Particularly alarming to the Auburn experts was the chain pharmacies' failure to warn patients of potentially harmful interactions when they purchased certain over-the-counter medications, such as adult strength aspirin with Coumadin, a blood thinner. In only eight cases out of 25 were the customers given a verbal warning.

Finally, the study revealed that some pharmacies appear to be misleading customers into signing away their right to patient counseling.

Although the ABC producers paid with cash and no insurance was involved, in most cases they were still asked to sign at the pharmacy counter to pick up their prescriptions. But with only a few exceptions, our producers were never told they were signing forms that also included language to waive the legal right to counseling with a pharmacist.
'Nuff said.

Wednesday, April 4, 2007

Hi! Welcome to the Panopticon!

Walmart must have confused itself with the Bush Administration. From the NY Times:
Wal-Mart's union-backed critics, whom Gabbard identified as among the surveillance targets, accused the retailer of being "paranoid, childish and desperate."

"They should stop playing with spy toys and take the criticism of their business model seriously. The success of the company depends on it," said Nu Wexler, spokesman for Wal-Mart Watch. According to the Wall Street Journal report, the company found personal photos of Wexler and tracked his plans to attend Wal-Mart's annual meeting.

Gabbard told the Wall Street Journal he was part of a large, sophisticated surveillance operation by the Threat Research and Analysis Group, a unit of Wal-Mart's Information Systems Division.[...]

Gabbard told the newspaper that Wal-Mart sent an employee to infiltrate an anti-Wal-Mart group to learn if it was going to protest at the annual shareholders' meeting and investigated McKinsey & Co. employees it believed leaked a memo about Wal-Mart's health care plans. It also uses software programs to read e-mails sent by workers using private e-mail accounts, he said.
Holy cow! Walmart has a "Threat Research and Analysis Group" that investigates poeple who don't like it?
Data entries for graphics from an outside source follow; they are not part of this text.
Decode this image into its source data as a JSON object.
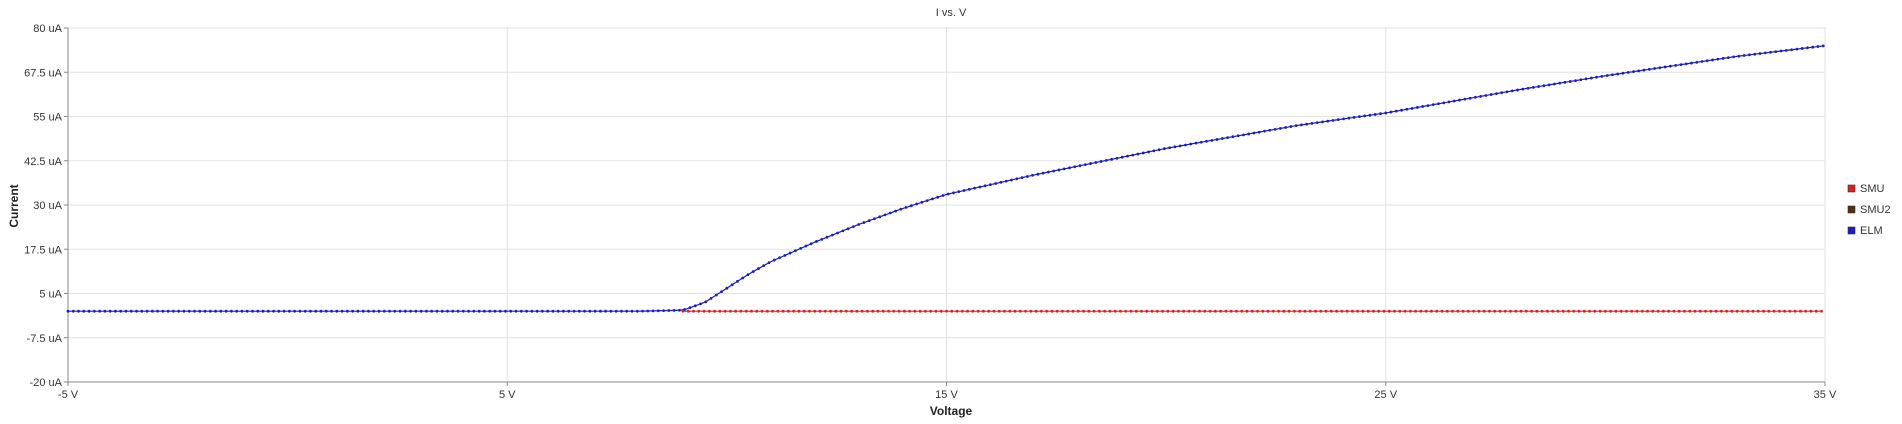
{
  "chart_data": {
    "type": "line",
    "title": "I vs. V",
    "xlabel": "Voltage",
    "ylabel": "Current",
    "xlim": [
      -5,
      35
    ],
    "ylim": [
      -20,
      80
    ],
    "grid": true,
    "legend_position": "right",
    "x_ticks": [
      {
        "value": -5,
        "label": "-5 V"
      },
      {
        "value": 5,
        "label": "5 V"
      },
      {
        "value": 15,
        "label": "15 V"
      },
      {
        "value": 25,
        "label": "25 V"
      },
      {
        "value": 35,
        "label": "35 V"
      }
    ],
    "y_ticks": [
      {
        "value": 80,
        "label": "80 uA"
      },
      {
        "value": 67.5,
        "label": "67.5 uA"
      },
      {
        "value": 55,
        "label": "55 uA"
      },
      {
        "value": 42.5,
        "label": "42.5 uA"
      },
      {
        "value": 30,
        "label": "30 uA"
      },
      {
        "value": 17.5,
        "label": "17.5 uA"
      },
      {
        "value": 5,
        "label": "5 uA"
      },
      {
        "value": -7.5,
        "label": "-7.5 uA"
      },
      {
        "value": -20,
        "label": "-20 uA"
      }
    ],
    "series": [
      {
        "name": "SMU",
        "color": "#e02020",
        "x": [
          -5,
          0,
          5,
          9,
          10,
          15,
          20,
          25,
          30,
          35
        ],
        "y": [
          0,
          0,
          0,
          0,
          0,
          0,
          0,
          0,
          0,
          0
        ]
      },
      {
        "name": "SMU2",
        "color": "#5a2a10",
        "x": [],
        "y": []
      },
      {
        "name": "ELM",
        "color": "#1c1ccc",
        "x": [
          -5,
          0,
          5,
          8,
          9,
          9.5,
          10,
          10.5,
          11,
          12,
          13,
          14,
          15,
          17,
          20,
          23,
          25,
          28,
          30,
          33,
          35
        ],
        "y": [
          0,
          0,
          0,
          0,
          0.3,
          2.5,
          6.5,
          10.5,
          14,
          19.5,
          24.5,
          29,
          33,
          38.5,
          46,
          52.5,
          56,
          62.5,
          66.5,
          72,
          75
        ]
      }
    ]
  }
}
They send out spies to groups that might say something bad about them?

The article quotes a Walmart spokesperson as saying that its business practices have chaged as a result fo this outing, but then considering that they fired the whistle-blower and are probably spying on him now too, I wouldn't count on it.

Especially considering the spin they're putting on the whole thing:
"Like most major corporations, it is our corporate responsibility to have systems in place, including software systems, to monitor threats to our network, intellectual property and our people," Wal-Mart spokeswoman Sarah Clark said.
Well, they managed to take the empowering phrase "our people" and make it sound like slavery. Kudos on that.

What's important to note here is that basic freedoms of speech, association, and privacy were being violated by a private actor. Walmart's a powerful enough institution to be able to follow people and make their lives hell if they want to. A large corporation has become a locus of power, and it's using that power to take away freedoms from other people in an effort to ameliorate its public image in an anti-competitive way. Like people can't use their so-called dollar power to produce good social conditions if they don't know what businesses are actually doing.